Here within the borders of the Tribe of Naftali rests the Prophet Hosea; Hannah
and her seven sons from the Chanukah story; Yitzhak Luria, 16th century founder
of "modern" kabbalism; Shlomo Alkabetz, author of Lecha Dodi; Joseph
Caro, author of the Shulchan Aruch code of Jewish law and ancestor of another
New Yorker, Pulitzer Prize-winning historian Robert Caro; Dov Gruner and six others
of the Jewish underground hung by the British in Acre, 1947; and a Safed class
of 11th-graders who in 1974 were massacred while they slept in nearby Maalot during
a class trip. After decades in which Jewish leaders funneled dreams of
restoration and settlement through a West Bank prism, the forthcoming Palestinian
state on the West Bank is leading the Israeli government to try and focus Jewish
spiritual and pioneering spirit elsewhere. Safed may be the winner. After all,
according to Jewish rabbinic tradition, Safed (pronounced Tzfat in Hebrew), like
Hebron, is one of Israel's four designated holy cities except, unlike Hebron,
Safed is entirely Jewish (pop. 25,000). The government has settled 6,000 emigres
from the former Soviet Union and Ethiopia in Safed, and recently announced a $40
million grant, matching the $40 million committed by the nonprofit Safed Foundation,
for synagogue preservation (Safed has several of Israel's oldest synagogues in
continuous use); cemetery restoration; establishment of an international center
for kabbalah studies; revitalization of the artists colony; restoration of parks
and open spaces; and development of educational and cultural programs. After
years of essentially ignoring Safed, Prime Minister Ariel Sharon recently declared,
"Safed has long deserved to be at the center of promotional and development
efforts in the Galilee." The quest to establish "facts on the
ground" has now shifted to the Galilee, where there are several districts
that already have a considerable Arab majority, according to the Israeli government.

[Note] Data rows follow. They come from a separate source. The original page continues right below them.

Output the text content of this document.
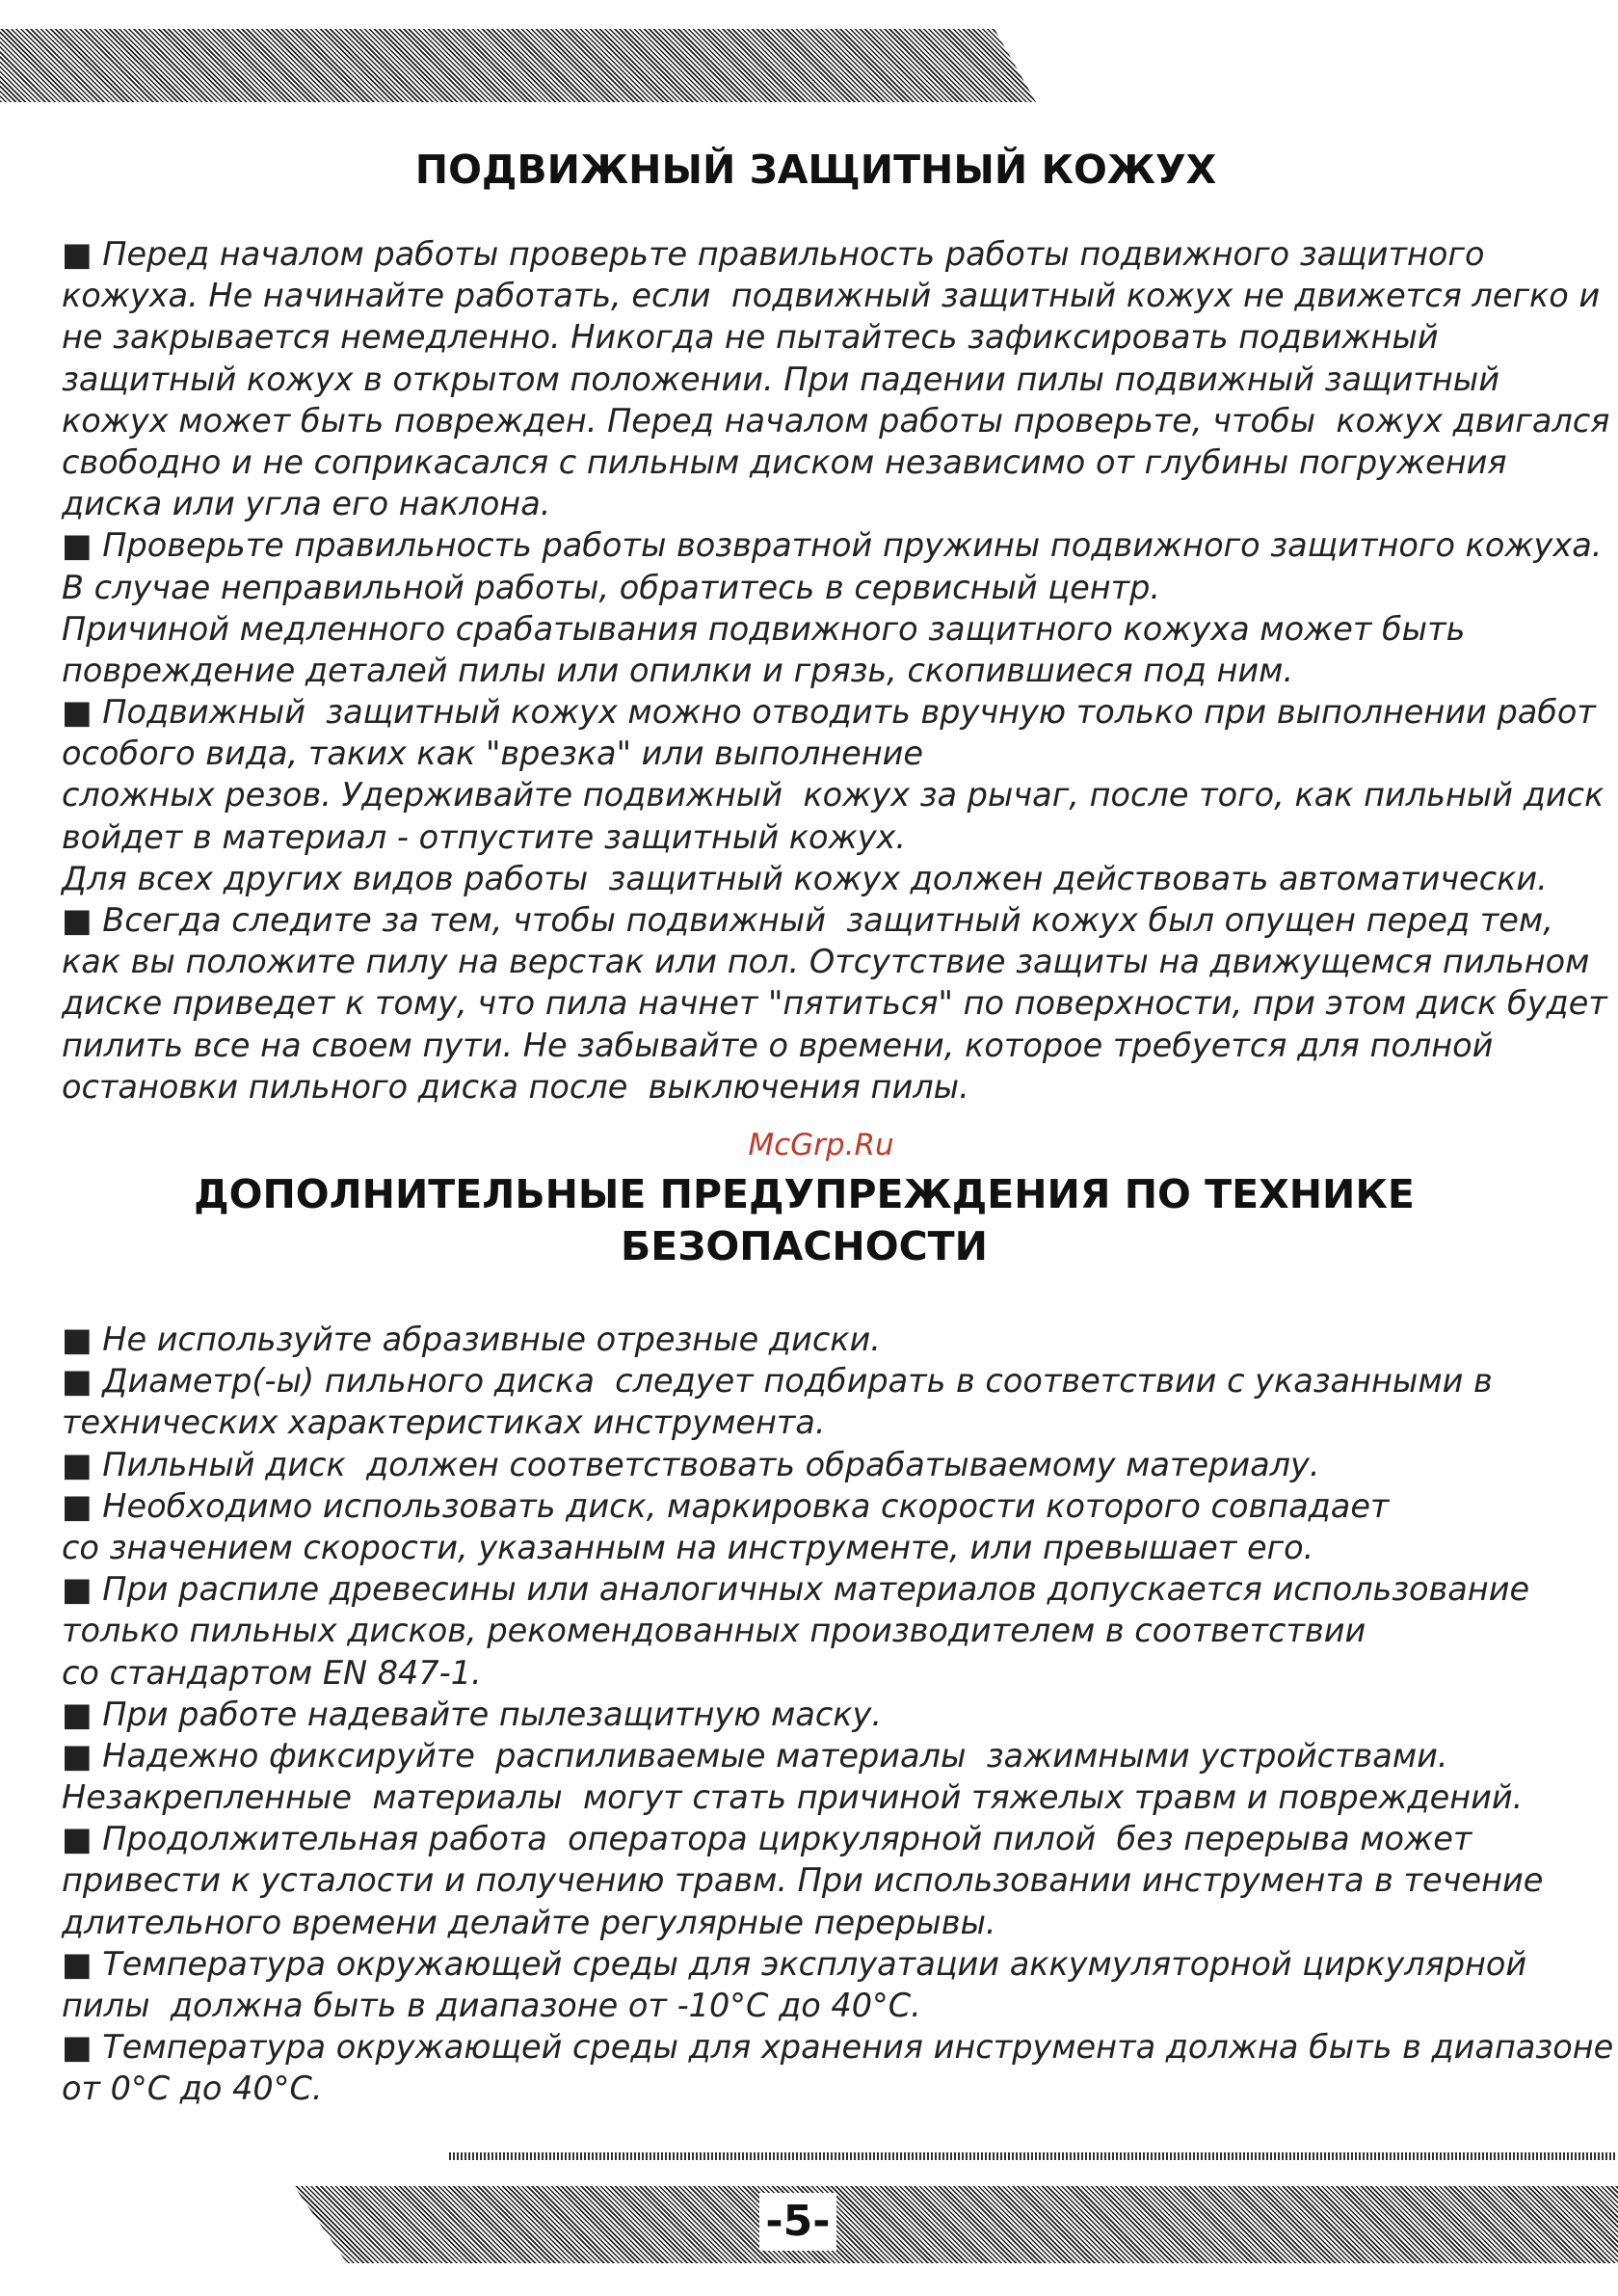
ПОДВИЖНЫЙ ЗАЩИТНЫЙ КОЖУХ
■ Перед началом работы проверьте правильность работы подвижного защитного
кожуха. Не начинайте работать, если  подвижный защитный кожух не движется легко и
не закрывается немедленно. Никогда не пытайтесь зафиксировать подвижный
защитный кожух в открытом положении. При падении пилы подвижный защитный
кожух может быть поврежден. Перед началом работы проверьте, чтобы  кожух двигался
свободно и не соприкасался с пильным диском независимо от глубины погружения
диска или угла его наклона.
■ Проверьте правильность работы возвратной пружины подвижного защитного кожуха.
В случае неправильной работы, обратитесь в сервисный центр.
Причиной медленного срабатывания подвижного защитного кожуха может быть
повреждение деталей пилы или опилки и грязь, скопившиеся под ним.
■ Подвижный  защитный кожух можно отводить вручную только при выполнении работ
особого вида, таких как "врезка" или выполнение
сложных резов. Удерживайте подвижный  кожух за рычаг, после того, как пильный диск
войдет в материал - отпустите защитный кожух.
Для всех других видов работы  защитный кожух должен действовать автоматически.
■ Всегда следите за тем, чтобы подвижный  защитный кожух был опущен перед тем,
как вы положите пилу на верстак или пол. Отсутствие защиты на движущемся пильном
диске приведет к тому, что пила начнет "пятиться" по поверхности, при этом диск будет
пилить все на своем пути. Не забывайте о времени, которое требуется для полной
остановки пильного диска после  выключения пилы.
McGrp.Ru
ДОПОЛНИТЕЛЬНЫЕ ПРЕДУПРЕЖДЕНИЯ ПО ТЕХНИКЕ
БЕЗОПАСНОСТИ
■ Не используйте абразивные отрезные диски.
■ Диаметр(-ы) пильного диска  следует подбирать в соответствии с указанными в
технических характеристиках инструмента.
■ Пильный диск  должен соответствовать обрабатываемому материалу.
■ Необходимо использовать диск, маркировка скорости которого совпадает
со значением скорости, указанным на инструменте, или превышает его.
■ При распиле древесины или аналогичных материалов допускается использование
только пильных дисков, рекомендованных производителем в соответствии
со стандартом EN 847-1.
■ При работе надевайте пылезащитную маску.
■ Надежно фиксируйте  распиливаемые материалы  зажимными устройствами.
Незакрепленные  материалы  могут стать причиной тяжелых травм и повреждений.
■ Продолжительная работа  оператора циркулярной пилой  без перерыва может
привести к усталости и получению травм. При использовании инструмента в течение
длительного времени делайте регулярные перерывы.
■ Температура окружающей среды для эксплуатации аккумуляторной циркулярной
пилы  должна быть в диапазоне от -10°C до 40°C.
■ Температура окружающей среды для хранения инструмента должна быть в диапазоне
от 0°C до 40°C.
-5-
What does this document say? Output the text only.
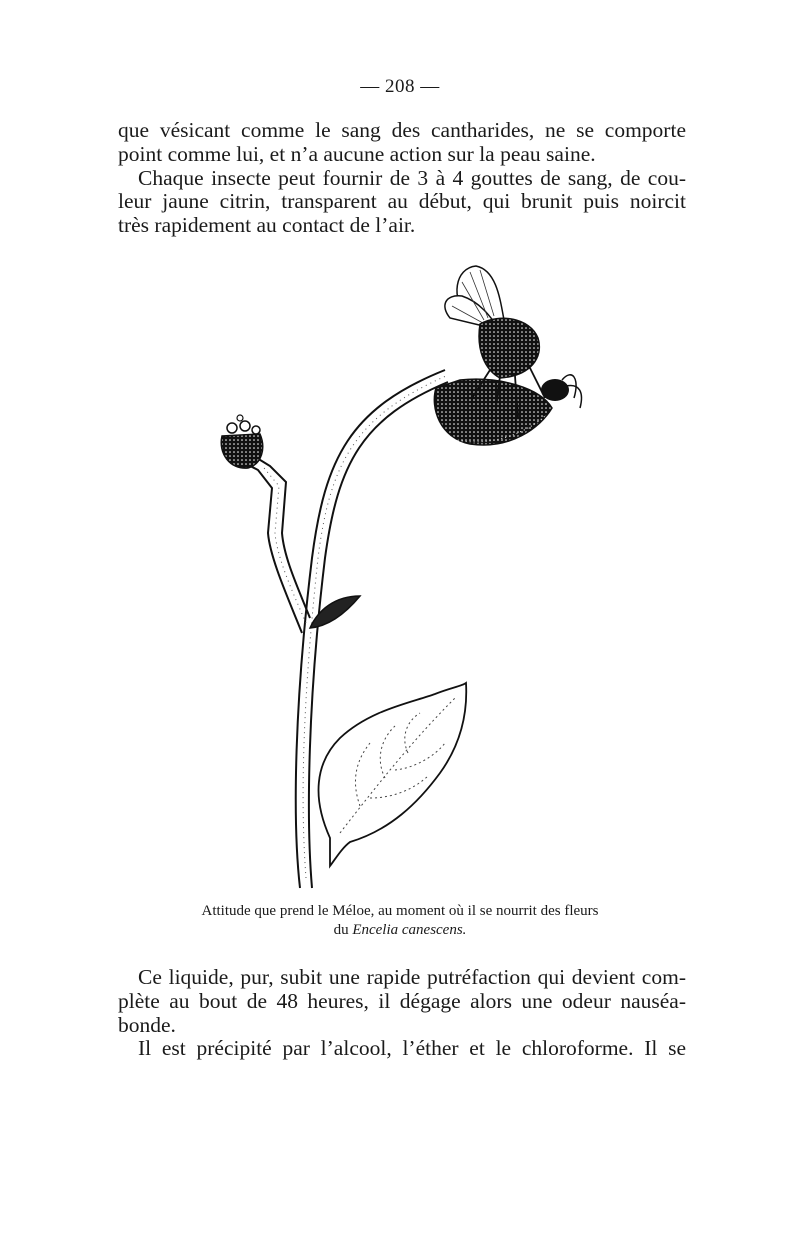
— 208 —
que vésicant comme le sang des cantharides, ne se comporte
point comme lui, et n’a aucune action sur la peau saine.
Chaque insecte peut fournir de 3 à 4 gouttes de sang, de cou-
leur jaune citrin, transparent au début, qui brunit puis noircit
très rapidement au contact de l’air.
Attitude que prend le Méloe, au moment où il se nourrit des fleurs
du Encelia canescens.
Ce liquide, pur, subit une rapide putréfaction qui devient com-
plète au bout de 48 heures, il dégage alors une odeur nauséa-
bonde.
Il est précipité par l’alcool, l’éther et le chloroforme. Il se
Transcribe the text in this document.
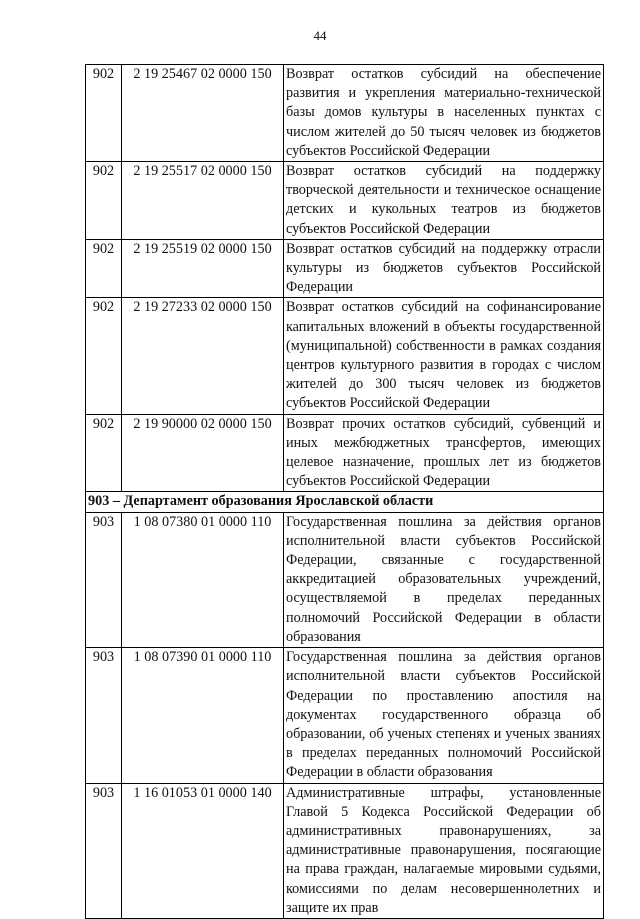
44
902	2 19 25467 02 0000 150	Возврат остатков субсидий на обеспечение развития и укрепления материально-технической базы домов культуры в населенных пунктах с числом жителей до 50 тысяч человек из бюджетов субъектов Российской Федерации

902	2 19 25517 02 0000 150	Возврат остатков субсидий на поддержку творческой деятельности и техническое оснащение детских и кукольных театров из бюджетов субъектов Российской Федерации

902	2 19 25519 02 0000 150	Возврат остатков субсидий на поддержку отрасли культуры из бюджетов субъектов Российской Федерации

902	2 19 27233 02 0000 150	Возврат остатков субсидий на софинансирование капитальных вложений в объекты государственной (муниципальной) собственности в рамках создания центров культурного развития в городах с числом жителей до 300 тысяч человек из бюджетов субъектов Российской Федерации

902	2 19 90000 02 0000 150	Возврат прочих остатков субсидий, субвенций и иных межбюджетных трансфертов, имеющих целевое назначение, прошлых лет из бюджетов субъектов Российской Федерации

903 – Департамент образования Ярославской области		
903	1 08 07380 01 0000 110	Государственная пошлина за действия органов исполнительной власти субъектов Российской Федерации, связанные с государственной аккредитацией образовательных учреждений, осуществляемой в пределах переданных полномочий Российской Федерации в области образования

903	1 08 07390 01 0000 110	Государственная пошлина за действия органов исполнительной власти субъектов Российской Федерации по проставлению апостиля на документах государственного образца об образовании, об ученых степенях и ученых званиях в пределах переданных полномочий Российской Федерации в области образования

903	1 16 01053 01 0000 140	Административные штрафы, установленные Главой 5 Кодекса Российской Федерации об административных правонарушениях, за административные правонарушения, посягающие на права граждан, налагаемые мировыми судьями, комиссиями по делам несовершеннолетних и защите их прав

Arabs comprise 18.6 percent of Israel's population, but 46 percent of northern
Israel, and many say a clear Galilee majority helped by 50,000 Arab "settlers,"
as some call them, from the nearby West Bank. Many predict that the Galilee Arabs
will want political autonomy of their own. By what right does a Jewish government
rule over an Arab majority in the Galilee any more than over an Arab majority
on the West Bank? Binyamin Shalev, director of The Safed Foundation, told
The Jewish Week, "If Jews are not going to live in the Galil," the region's
Hebrew name, "then we have to visit the Galil. Spend a night here, spend
some money here, so Jews here can be employed. If we don't invest in the Galil,
we're going to lose the Galil." In the past century, local Arabs put
up a sporadic but fierce fight for the Galilee. Jews fled by the thousands after
Arab pogroms in 1929, an Arab intifada of 1936-39 and a deadly five-month siege
of the Safed Jewish community in 1948, before the siege was fought off by Jewish
fighters, inspiring thousands of Arabs to flee in fear of Jewish retribution -
Abu Mazen's family among them. Shalev, known also by his pre-aliyah name
of Binny Shudofsky, describes Safed as a "poor city." "Unemployment
is at 10 percent. There's no industry to speak of. Creating a tourism infrastructure
is in many ways the very future of this town," he said. But Safed
has become a marginal destination, with most tourism coming from other Israelis.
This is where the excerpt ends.